Words and phrases develop regionally,

and the people of those certain communities

become familiar and often protective over

them – like “pop” vs. “soda,” or “y’all” vs.

“you guys.”

“Dialects were historically only regional

because people were speaking them and not

writing them down,” Fedewa said. “And when

you start writing things, they begin to get more

standardized.”

Grace Rau is a junior studying professional

and public writing, and works in the Writing

Center at MSU. In order to interview and

prepare to work in the Writing Center, she

took a three-credit class in the fall of 2019

.

32 SUMMER 2020

“We all had to take a class, a semester long

Writing Center theory,” Rau said. “One of

the things we touched on was not correcting

others’ dialects. We focused a lot on African

American Vernacular English, as well as the

southern accent because that’s kind of its

own dialect, too. But we really focused

on AAVE because it’s much more of an

oppressed dialect. [AAVE] has rules, it has

a grammar system – it’s just as complex

as standard English.”

While many students and professors are

learning and accepting dialects and different

grammar rules, older generations who took

grammar courses and grew up being taught

that standard American English was the

only way to sound professional can have

a hard time understanding why different

dialects should be regarded as so.

“It seems to be a really hard thing for people

to see,” Rau said. “My mom is a language

teacher, and I’m trying to teach her about this

stuff, and she can’t wrap her head around

it. Because some people have this idea that

standard English is the right thing to use

because there are rules and don’t see that

other dialects have just as many rules and

complex systems.”

Part of this gap in understanding is largely

due to social media and the Internet. People

express opinions and ideas in their own

voices, and this language can travel quickly

and reach a large group of people around

the globe.

“One of the weird things about the Internet is

that especially in informal spaces like Twitter,

Facebook, Tumblr or Instagram, even texting,

language is being used almost as if we were

going back to an oral form of language and

communication instead of a written one,”

Fedewa said. “Like how punctuation works

in texting, for example. We don’t really use

it in text messages, just like we don’t speak

punctuation orally.”

While kids on the Internet nowadays grew

up texting “lol” and “omg” to their friends,

older generations grew up writing letters

with no character limit and no need to

shorten phrases. And now, some people

are, accidently or not, saying “lol” or “omg”
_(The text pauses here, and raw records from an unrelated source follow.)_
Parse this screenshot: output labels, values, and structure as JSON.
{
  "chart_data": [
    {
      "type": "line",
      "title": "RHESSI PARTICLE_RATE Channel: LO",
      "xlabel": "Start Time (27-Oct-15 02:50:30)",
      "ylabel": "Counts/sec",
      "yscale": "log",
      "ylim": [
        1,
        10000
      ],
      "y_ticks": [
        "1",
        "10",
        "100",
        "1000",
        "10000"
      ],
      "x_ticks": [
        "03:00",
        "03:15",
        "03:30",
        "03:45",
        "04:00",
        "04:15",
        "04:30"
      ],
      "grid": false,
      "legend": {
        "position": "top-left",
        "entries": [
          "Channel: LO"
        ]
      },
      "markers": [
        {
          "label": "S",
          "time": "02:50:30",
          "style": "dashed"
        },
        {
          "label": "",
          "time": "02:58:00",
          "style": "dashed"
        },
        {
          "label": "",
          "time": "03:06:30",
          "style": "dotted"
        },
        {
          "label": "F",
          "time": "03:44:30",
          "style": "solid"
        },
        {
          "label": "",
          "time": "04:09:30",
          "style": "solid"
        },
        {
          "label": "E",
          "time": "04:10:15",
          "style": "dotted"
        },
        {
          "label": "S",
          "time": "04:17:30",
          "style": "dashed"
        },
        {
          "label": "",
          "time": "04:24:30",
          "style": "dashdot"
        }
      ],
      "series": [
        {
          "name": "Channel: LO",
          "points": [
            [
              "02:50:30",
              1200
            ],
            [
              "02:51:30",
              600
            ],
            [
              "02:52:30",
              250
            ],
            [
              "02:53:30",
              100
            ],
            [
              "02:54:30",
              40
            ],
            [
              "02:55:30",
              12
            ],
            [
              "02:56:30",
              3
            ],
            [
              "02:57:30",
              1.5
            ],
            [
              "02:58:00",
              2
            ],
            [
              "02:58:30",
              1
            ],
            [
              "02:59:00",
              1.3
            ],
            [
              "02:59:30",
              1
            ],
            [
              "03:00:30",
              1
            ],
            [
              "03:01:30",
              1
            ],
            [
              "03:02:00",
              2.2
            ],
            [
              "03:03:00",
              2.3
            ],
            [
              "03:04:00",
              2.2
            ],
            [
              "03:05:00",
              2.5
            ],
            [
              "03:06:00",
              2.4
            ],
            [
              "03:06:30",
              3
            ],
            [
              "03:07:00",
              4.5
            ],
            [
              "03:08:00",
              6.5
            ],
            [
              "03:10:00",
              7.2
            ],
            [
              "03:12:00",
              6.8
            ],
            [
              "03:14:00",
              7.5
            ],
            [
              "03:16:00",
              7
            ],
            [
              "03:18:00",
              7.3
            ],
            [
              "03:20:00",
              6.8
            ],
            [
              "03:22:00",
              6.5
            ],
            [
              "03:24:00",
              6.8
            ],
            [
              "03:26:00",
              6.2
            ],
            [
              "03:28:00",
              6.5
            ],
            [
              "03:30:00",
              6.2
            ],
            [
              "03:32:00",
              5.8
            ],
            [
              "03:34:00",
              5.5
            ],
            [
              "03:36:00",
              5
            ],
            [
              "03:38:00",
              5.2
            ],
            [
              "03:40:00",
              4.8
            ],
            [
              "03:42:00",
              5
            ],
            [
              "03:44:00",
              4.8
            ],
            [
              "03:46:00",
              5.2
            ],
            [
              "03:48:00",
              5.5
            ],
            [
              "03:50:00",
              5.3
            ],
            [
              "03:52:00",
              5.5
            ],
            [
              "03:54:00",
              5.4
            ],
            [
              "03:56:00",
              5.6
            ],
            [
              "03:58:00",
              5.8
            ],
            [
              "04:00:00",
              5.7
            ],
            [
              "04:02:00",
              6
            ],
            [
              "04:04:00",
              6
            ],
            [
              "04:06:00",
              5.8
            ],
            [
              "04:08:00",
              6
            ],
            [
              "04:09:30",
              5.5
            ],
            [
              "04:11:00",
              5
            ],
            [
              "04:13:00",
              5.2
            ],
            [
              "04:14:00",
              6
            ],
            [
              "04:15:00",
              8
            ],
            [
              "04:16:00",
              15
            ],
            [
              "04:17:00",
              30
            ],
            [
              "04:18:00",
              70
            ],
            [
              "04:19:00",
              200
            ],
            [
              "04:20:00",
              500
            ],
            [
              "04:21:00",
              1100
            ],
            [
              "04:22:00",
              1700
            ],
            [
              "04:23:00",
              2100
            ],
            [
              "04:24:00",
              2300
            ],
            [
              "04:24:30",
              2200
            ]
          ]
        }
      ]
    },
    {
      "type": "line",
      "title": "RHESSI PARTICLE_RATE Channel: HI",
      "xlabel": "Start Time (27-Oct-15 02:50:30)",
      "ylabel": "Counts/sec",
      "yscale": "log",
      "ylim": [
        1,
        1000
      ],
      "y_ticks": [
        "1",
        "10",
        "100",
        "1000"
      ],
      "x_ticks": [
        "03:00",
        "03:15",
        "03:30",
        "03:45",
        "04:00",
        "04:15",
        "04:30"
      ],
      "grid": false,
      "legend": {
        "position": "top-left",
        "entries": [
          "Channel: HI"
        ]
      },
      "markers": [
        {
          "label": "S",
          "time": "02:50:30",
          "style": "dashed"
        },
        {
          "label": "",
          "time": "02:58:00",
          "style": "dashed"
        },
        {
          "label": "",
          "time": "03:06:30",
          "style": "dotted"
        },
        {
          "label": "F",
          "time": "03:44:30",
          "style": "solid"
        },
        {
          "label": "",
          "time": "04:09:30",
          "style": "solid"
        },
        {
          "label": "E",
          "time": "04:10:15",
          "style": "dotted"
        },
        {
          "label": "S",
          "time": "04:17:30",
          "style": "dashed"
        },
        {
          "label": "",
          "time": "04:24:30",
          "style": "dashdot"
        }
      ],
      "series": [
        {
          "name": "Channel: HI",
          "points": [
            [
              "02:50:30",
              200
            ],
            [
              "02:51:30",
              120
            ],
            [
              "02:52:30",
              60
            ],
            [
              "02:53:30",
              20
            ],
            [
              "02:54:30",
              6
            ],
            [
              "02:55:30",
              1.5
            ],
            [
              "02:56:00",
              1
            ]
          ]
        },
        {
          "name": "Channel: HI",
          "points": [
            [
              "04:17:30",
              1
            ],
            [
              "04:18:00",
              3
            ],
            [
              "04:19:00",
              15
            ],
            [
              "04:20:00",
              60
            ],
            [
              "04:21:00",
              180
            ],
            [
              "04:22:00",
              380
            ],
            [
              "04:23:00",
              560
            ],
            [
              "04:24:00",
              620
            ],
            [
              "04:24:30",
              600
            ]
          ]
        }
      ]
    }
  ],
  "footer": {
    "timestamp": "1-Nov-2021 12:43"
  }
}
out loud; a language that was designed to

fit entirely online is now seeping into oral

vocabulary. So, while texting has significantly

changed the language game, the Internet has

definitely exacerbated the change in certain

viral slang terms as well.

“We can see each other’s culture more now

that it’s on the Internet because so many

people have access to it,” Rau said. “So, 50

years ago, our parents and grandparents

probably weren’t exposed to so many dialects

on the level we are today with social media.

Unless they had friends in that community, it

was probably hard to even learn about them.